The regulation of glucose metabolism by leptin is likely independent of its effect on food intake and energy expenditure. Hypothalamic expression of leptin-receptor in animal model resulted in modest reduction of food intake and body fat mass, but in normalized blood glucose and insulin levels [19]. The present data suggest the existence of two leptin signalling pathways: the leptin-receptor mediated JAK-STAT (Janus kinase signal transducers and activators of transcription) signalling for regulation of food intake and body weight, and PI3K (phosphoinositide-3 kinase) pathway for regulation of glucose metabolism [19, 20, 27]. These experimental findings might very well explain why we did not only observe a strong association between patients' BMI and leptin, but also between glucose metabolism (e.g., insulin secretion) and serum leptin levels in critically ill patients.

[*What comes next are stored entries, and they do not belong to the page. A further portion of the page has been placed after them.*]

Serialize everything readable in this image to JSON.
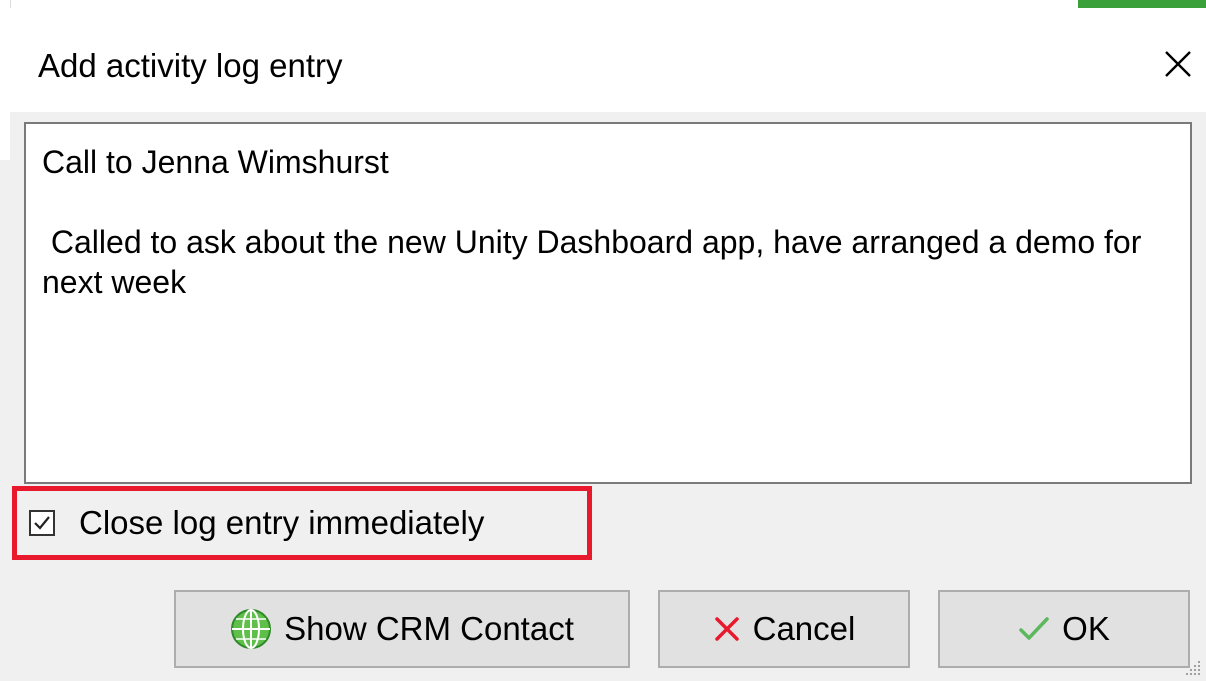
{
  "dialog": {
    "title": "Add activity log entry",
    "notes_text": "Call to Jenna Wimshurst\n\n Called to ask about the new Unity Dashboard app, have arranged a demo for next week",
    "checkbox": {
      "label": "Close log entry immediately",
      "checked": true,
      "highlight_color": "#e8192c"
    },
    "buttons": {
      "show_crm_label": "Show CRM Contact",
      "cancel_label": "Cancel",
      "ok_label": "OK"
    }
  },
  "icons": {
    "close": "close-icon",
    "crm": "globe-icon",
    "cancel": "x-icon",
    "ok": "checkmark-icon"
  },
  "colors": {
    "cancel_icon": "#e8192c",
    "ok_icon": "#5cb85c",
    "crm_icon": "#4caf50"
  }
}
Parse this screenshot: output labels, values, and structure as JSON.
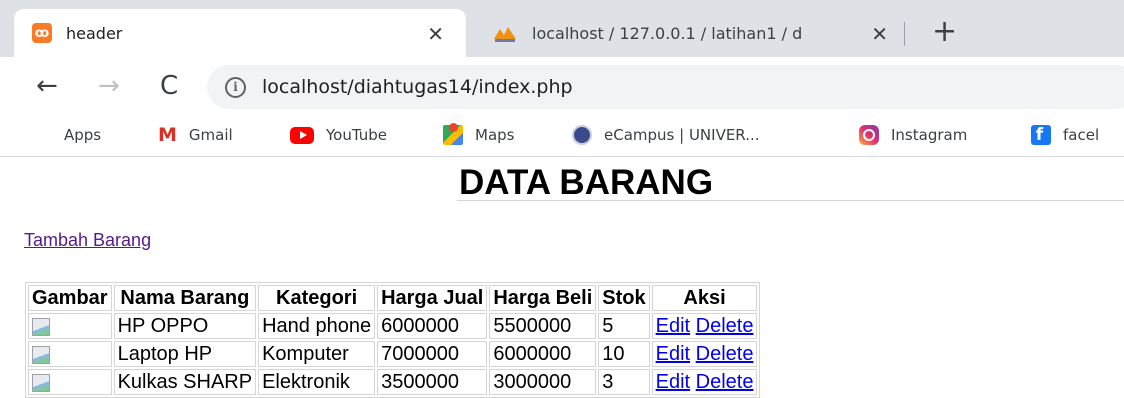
{
  "browser": {
    "tabs": [
      {
        "title": "header",
        "active": true,
        "icon": "xampp-icon"
      },
      {
        "title": "localhost / 127.0.0.1 / latihan1 / d",
        "active": false,
        "icon": "phpmyadmin-icon"
      }
    ],
    "close_glyph": "✕",
    "new_tab_glyph": "+",
    "nav": {
      "back": "←",
      "forward": "→",
      "reload": "C"
    },
    "url": "localhost/diahtugas14/index.php",
    "bookmarks": [
      {
        "label": "Apps",
        "icon": "apps-grid-icon"
      },
      {
        "label": "Gmail",
        "icon": "gmail-icon"
      },
      {
        "label": "YouTube",
        "icon": "youtube-icon"
      },
      {
        "label": "Maps",
        "icon": "maps-icon"
      },
      {
        "label": "eCampus | UNIVER...",
        "icon": "ecampus-icon"
      },
      {
        "label": "Instagram",
        "icon": "instagram-icon"
      },
      {
        "label": "facel",
        "icon": "facebook-icon"
      }
    ]
  },
  "page": {
    "title": "DATA BARANG",
    "add_link": "Tambah Barang",
    "table": {
      "headers": [
        "Gambar",
        "Nama Barang",
        "Kategori",
        "Harga Jual",
        "Harga Beli",
        "Stok",
        "Aksi"
      ],
      "rows": [
        {
          "nama": "HP OPPO",
          "kategori": "Hand phone",
          "harga_jual": "6000000",
          "harga_beli": "5500000",
          "stok": "5",
          "edit": "Edit",
          "delete": "Delete"
        },
        {
          "nama": "Laptop HP",
          "kategori": "Komputer",
          "harga_jual": "7000000",
          "harga_beli": "6000000",
          "stok": "10",
          "edit": "Edit",
          "delete": "Delete"
        },
        {
          "nama": "Kulkas SHARP",
          "kategori": "Elektronik",
          "harga_jual": "3500000",
          "harga_beli": "3000000",
          "stok": "3",
          "edit": "Edit",
          "delete": "Delete"
        }
      ]
    }
  },
  "colors": {
    "link_visited": "#551a8b",
    "link": "#0000ee",
    "tabstrip": "#dee1e6",
    "omnibox": "#f1f3f4"
  }
}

The possible interaction between leptin and systemic inflammation is a matter of ongoing debate. It has been reported that human C-reactive protein (CRP) inhibits the binding of leptin to its specific receptor and blocks signal transduction in cultured cells and mouse models; thus, it might attenuate the physiological function of leptin and contribute to the concept of “leptin resistance” [18]. In our study, we could demonstrate an inverse correlation between leptin and procalcitonin and a direct correlation between leptin-receptor and procalcitonin, but not with “classical” markers of inflammation as C-reactive protein or interleukin-6. Possibly, acute bacterial inflammation, as displayed by procalcitonin, in critically ill patients contributes to the state of “leptin resistance,” yet the clinical impact of “leptin resistance” in critical illness is still unsettled.

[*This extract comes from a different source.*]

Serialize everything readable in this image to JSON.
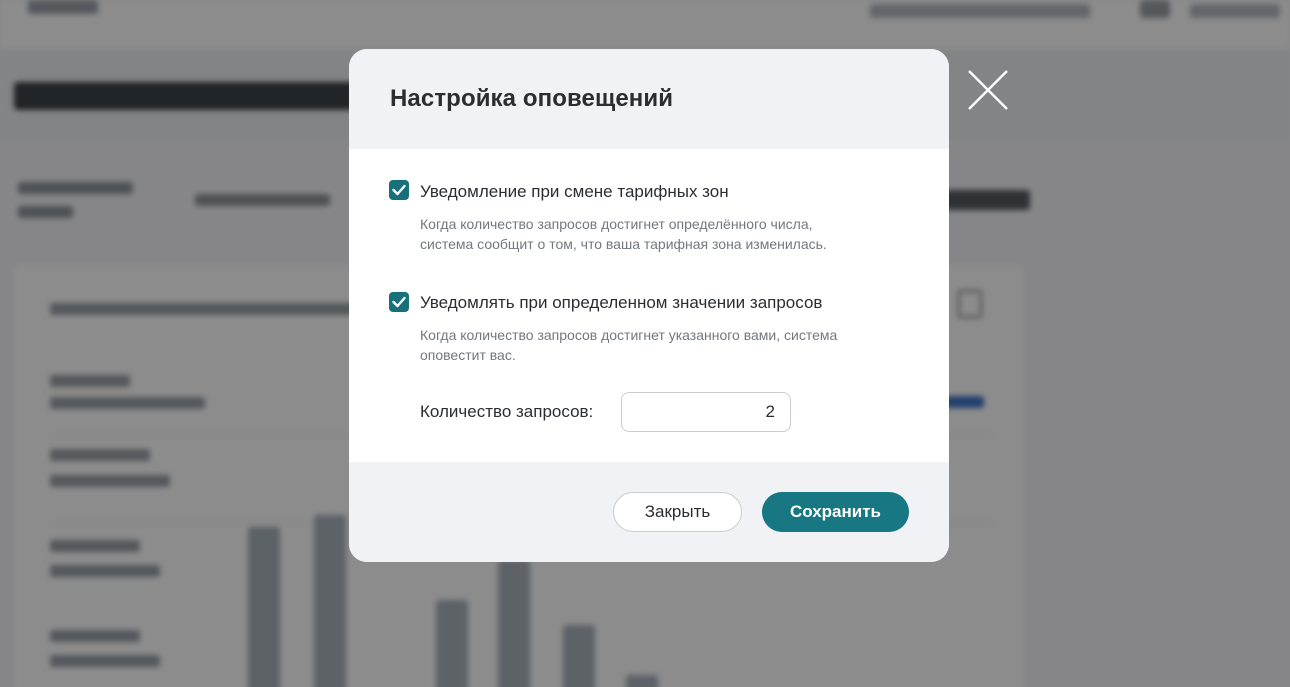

Furthermore, we analyzed the association of leptin with markers of organ function in ICU patients. Leptin did not correlate with renal function as reflected by glomerular filtration rate, cystatin C, and creatinine. We observed that the hepatic biosynthetic capacity was closely related to leptin levels (Table 2). This finding in critically ill patients is in contrast to reports from patients with liver cirrhosis, in which leptin levels are rather upregulated [13, 28].

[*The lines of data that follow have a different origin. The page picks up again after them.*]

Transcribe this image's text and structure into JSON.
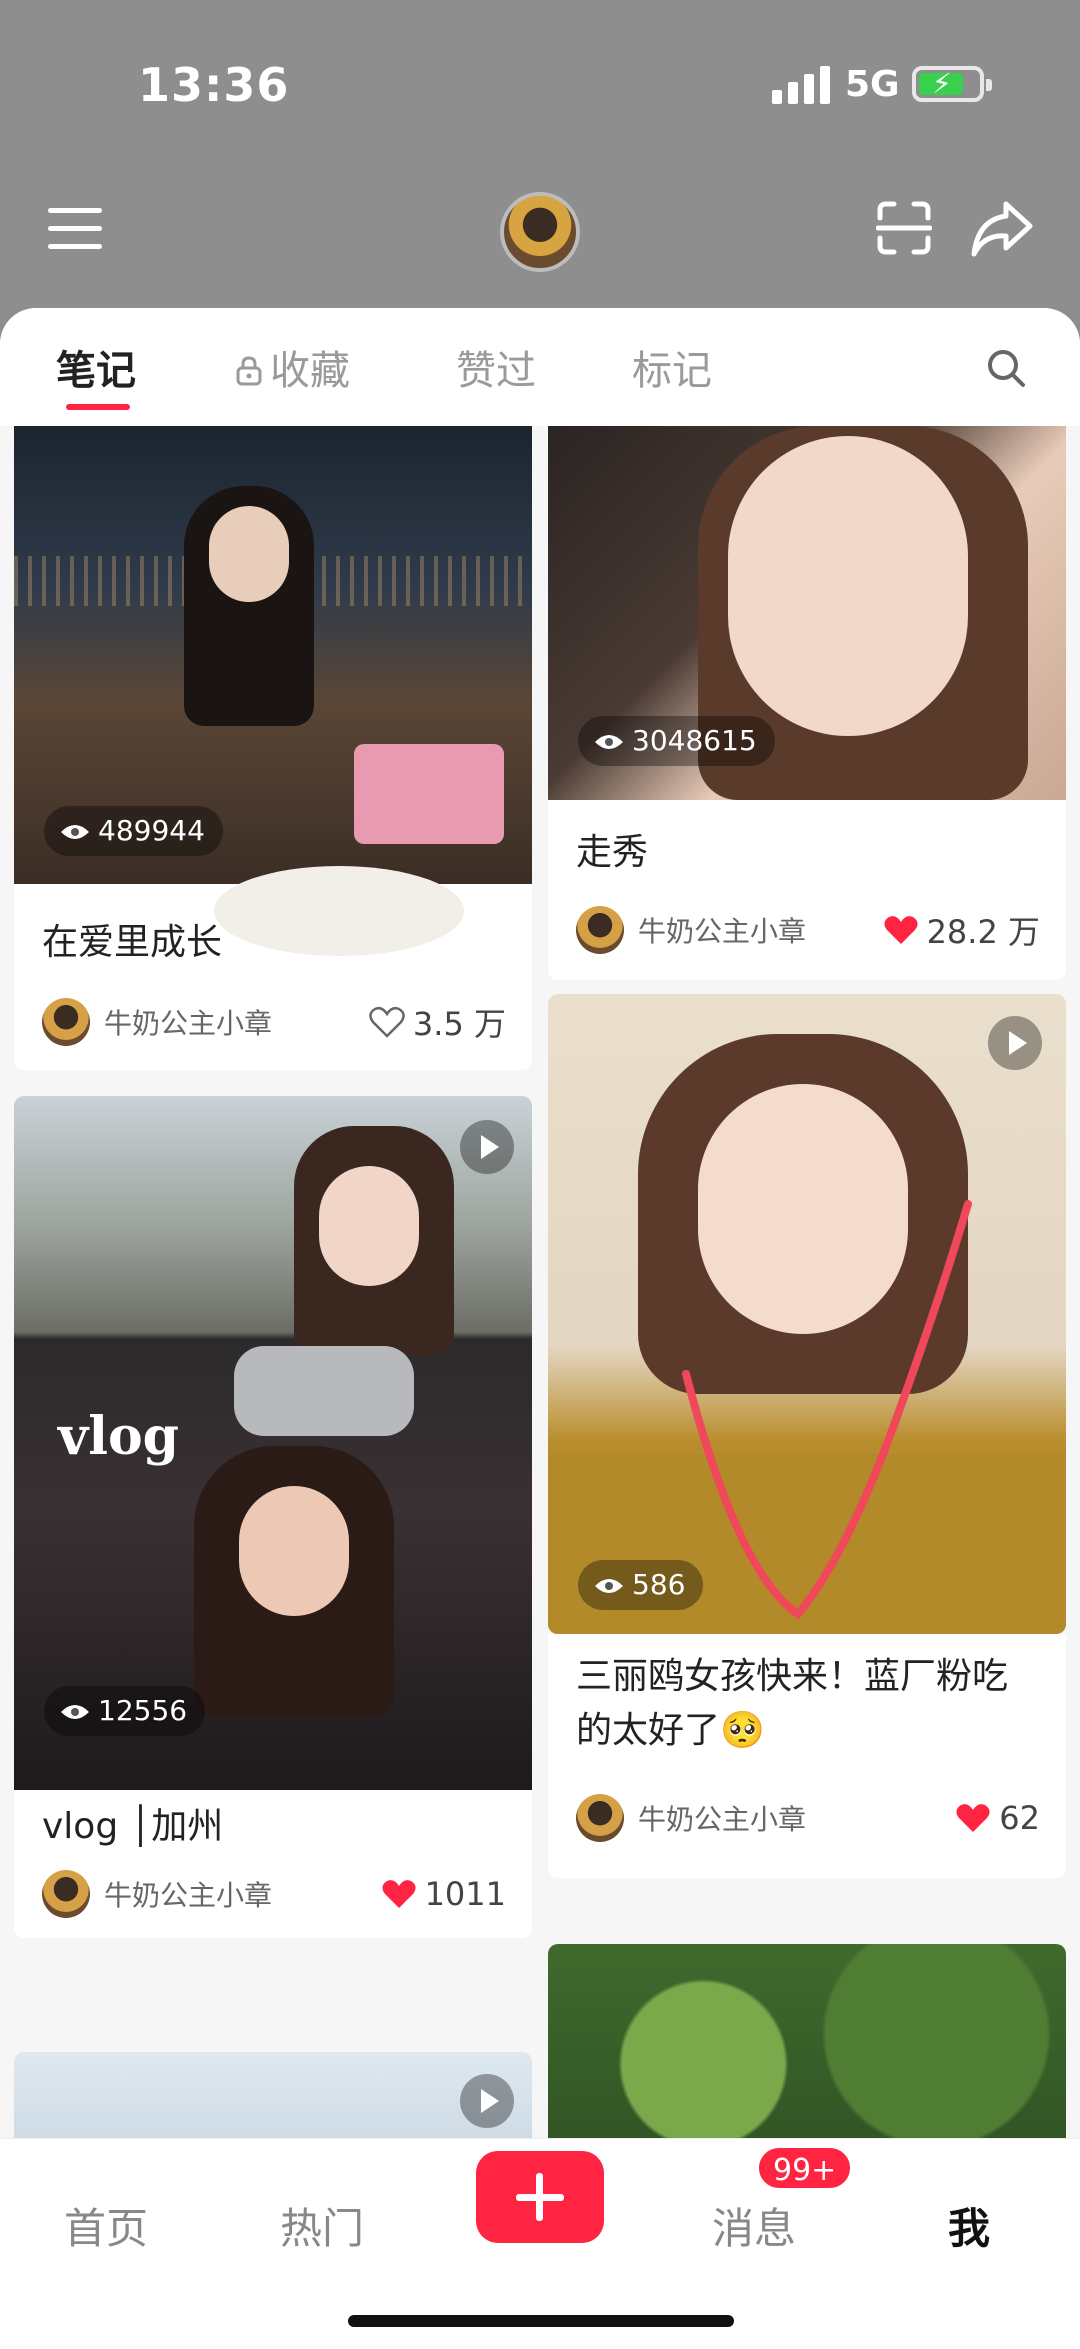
{
  "status_bar": {
    "time": "13:36",
    "network": "5G"
  },
  "header": {
    "avatar": "user-avatar"
  },
  "tabs": [
    {
      "label": "笔记",
      "active": true
    },
    {
      "label": "收藏",
      "active": false,
      "icon": "lock-icon"
    },
    {
      "label": "赞过",
      "active": false
    },
    {
      "label": "标记",
      "active": false
    }
  ],
  "cards": {
    "left": [
      {
        "views": "489944",
        "title": "在爱里成长",
        "author": "牛奶公主小章",
        "likes": "3.5 万",
        "liked": false
      },
      {
        "views": "12556",
        "title": "vlog │加州",
        "author": "牛奶公主小章",
        "likes": "1011",
        "liked": true,
        "overlay_text": "vlog",
        "video": true
      }
    ],
    "right": [
      {
        "views": "3048615",
        "title": "走秀",
        "author": "牛奶公主小章",
        "likes": "28.2 万",
        "liked": true
      },
      {
        "views": "586",
        "title": "三丽鸥女孩快来！蓝厂粉吃的太好了🥺",
        "author": "牛奶公主小章",
        "likes": "62",
        "liked": true,
        "video": true
      }
    ]
  },
  "bottom_nav": {
    "items": [
      {
        "label": "首页",
        "active": false
      },
      {
        "label": "热门",
        "active": false
      },
      {
        "label": "消息",
        "active": false,
        "badge": "99+"
      },
      {
        "label": "我",
        "active": true
      }
    ]
  },
  "colors": {
    "accent": "#ff2442",
    "background": "#f6f6f6"
  }
}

Remarkably, leptin-receptor serum concentrations upon admission to the Medical ICU were an unfavourable indicator of ICU survival (P = .047) as well as of overall survival (P = .034) (Figures 3(a) and 3(b)). Surviving patients had significantly lower leptin-receptor concentrations than nonsurvivors. This observation was highly unexpected, especially since leptin-receptor was not an obvious surrogate marker for other alterations, for example, inflammation, organ failure, in critically ill patients. The association with survival was independent from other parameters by multivariate regression analysis (data not shown). The exact functional contribution of soluble leptin-receptor or free leptin in the pathogenesis of critical illness or sepsis is currently unclear, and additional studies in experimental models are warranted. It is also important to note that future studies should incorporate longitudinal measurements of leptin and leptin receptor during the course of critical illness, as this might help to clarify the potential pathogenic contributions at different phases of initiation and recovery from acute illness. However, the association of leptin-receptor with survival raises the possibility that including serum leptin-receptor concentrations might improve the validity of prognostic assessments in critically ill patients upon admission to the ICU.

5. Conclusions

Although leptin and leptin-receptor serum concentrations do not differ in patients with critical illness or in the subgroups of patients with and without sepsis from healthy controls, serum leptin in critically ill patients is closely correlated with the patients' BMI and metabolic alterations. The possible functional role of leptin in the pathogenesis of severe illness warrants further studies. However, soluble leptin-receptor turned out to be an independent prognostic marker at admission to the Medical ICU, thereby emphasizing the impact of the complex metabolic alterations on the clinical outcome of critically ill patients.